Although it would certainly be easier with his friend Jack Daniel’s.

CHAPTER 62

Maggie needed to breathe. She took her time following Racine, Ivan, and the fire chief. Just a half dozen deep breaths of clean, fresh air would help. That’s all she needed, but soot and ash still filled the damp night. The oversize boots made her feet heavy, like lifting blocks of concrete while trying to be careful.

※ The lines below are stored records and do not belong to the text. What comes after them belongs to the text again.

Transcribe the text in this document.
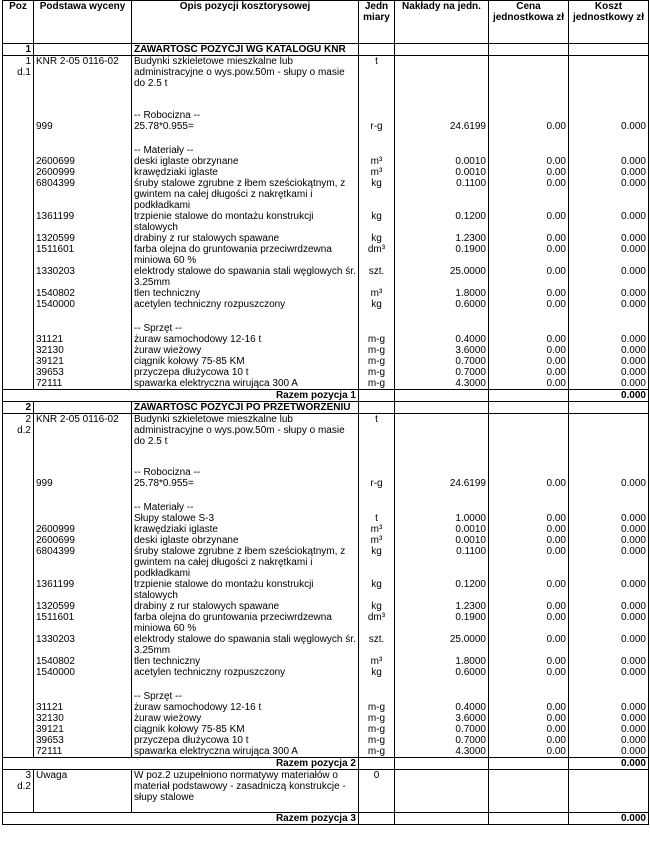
Poz	Podstawa wyceny	Opis pozycji kosztorysowej	Jedn miary	Nakłady na jedn.	Cena jednostkowa zł	Koszt jednostkowy zł
1		ZAWARTOŚĆ POZYCJI WG KATALOGU KNR				

1
d.1	KNR 2-05 0116-02	Budynki szkieletowe mieszkalne lub administracyjne o wys.pow.50m - słupy o masie do 2.5 t	t			

		-- Robocizna --				
	999	25.78*0.955=	r-g	24.6199	0.00	0.000

		-- Materiały --				
	2600699	deski iglaste obrzynane	m³	0.0010	0.00	0.000
	2600999	krawędziaki iglaste	m³	0.0010	0.00	0.000
	6804399	śruby stalowe zgrubne z łbem sześciokątnym, z gwintem na całej długości z nakrętkami i podkładkami	kg	0.1100	0.00	0.000
	1361199	trzpienie stalowe do montażu konstrukcji stalowych	kg	0.1200	0.00	0.000
	1320599	drabiny z rur stalowych spawane	kg	1.2300	0.00	0.000
	1511601	farba olejna do gruntowania przeciwrdzewna miniowa 60 %	dm³	0.1900	0.00	0.000
	1330203	elektrody stalowe do spawania stali węglowych śr. 3.25mm	szt.	25.0000	0.00	0.000
	1540802	tlen techniczny	m³	1.8000	0.00	0.000
	1540000	acetylen techniczny rozpuszczony	kg	0.6000	0.00	0.000

		-- Sprzęt --				
	31121	żuraw samochodowy 12-16 t	m-g	0.4000	0.00	0.000
	32130	żuraw wieżowy	m-g	3.6000	0.00	0.000
	39121	ciągnik kołowy 75-85 KM	m-g	0.7000	0.00	0.000
	39653	przyczepa dłużycowa 10 t	m-g	0.7000	0.00	0.000
	72111	spawarka elektryczna wirująca 300 A	m-g	4.3000	0.00	0.000
Razem pozycja 1						0.000
2		ZAWARTOŚĆ POZYCJI PO PRZETWORZENIU				

2
d.2	KNR 2-05 0116-02	Budynki szkieletowe mieszkalne lub administracyjne o wys.pow.50m - słupy o masie do 2.5 t	t			

		-- Robocizna --				
	999	25.78*0.955=	r-g	24.6199	0.00	0.000

		-- Materiały --				
		Słupy stalowe S-3	t	1.0000	0.00	0.000
	2600999	krawędziaki iglaste	m³	0.0010	0.00	0.000
	2600699	deski iglaste obrzynane	m³	0.0010	0.00	0.000
	6804399	śruby stalowe zgrubne z łbem sześciokątnym, z gwintem na całej długości z nakrętkami i podkładkami	kg	0.1100	0.00	0.000
	1361199	trzpienie stalowe do montażu konstrukcji stalowych	kg	0.1200	0.00	0.000
	1320599	drabiny z rur stalowych spawane	kg	1.2300	0.00	0.000
	1511601	farba olejna do gruntowania przeciwrdzewna miniowa 60 %	dm³	0.1900	0.00	0.000
	1330203	elektrody stalowe do spawania stali węglowych śr. 3.25mm	szt.	25.0000	0.00	0.000
	1540802	tlen techniczny	m³	1.8000	0.00	0.000
	1540000	acetylen techniczny rozpuszczony	kg	0.6000	0.00	0.000

		-- Sprzęt --				
	31121	żuraw samochodowy 12-16 t	m-g	0.4000	0.00	0.000
	32130	żuraw wieżowy	m-g	3.6000	0.00	0.000
	39121	ciągnik kołowy 75-85 KM	m-g	0.7000	0.00	0.000
	39653	przyczepa dłużycowa 10 t	m-g	0.7000	0.00	0.000
	72111	spawarka elektryczna wirująca 300 A	m-g	4.3000	0.00	0.000
Razem pozycja 2						0.000

3
d.2	Uwaga	W poz.2 uzupełniono normatywy materiałów o materiał podstawowy - zasadniczą konstrukcje - słupy stalowe	0			
Razem pozycja 3						0.000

The skull in Ling’s hands had looked so small. It had to be a baby, no more than a toddler. When Maggie got the call earlier, Racine had said this one might be bad. The shops below had closed for the evening but Racine had warned her that some of the shop owners lived in apartments above. This family had come down through the shop, hoping to escape. Why hadn’t they considered using the outside fire escape? She was about to find out why.

“There was a pile of old rags and newspapers,” the fire chief told them, pointing to a black-and-gray stack of ash now on the pavement in the alley, but then the chief was pointing up to a landing. And Maggie immediately noticed that the fire escape was pulled down.

“He probably soaked the newspapers with gasoline. He used a piece of wood to make a little platform on top of the flammables.
Then he put the chemicals on the platform. It allowed him some time to climb down and just walk off. Maybe as much as five to ten minutes.”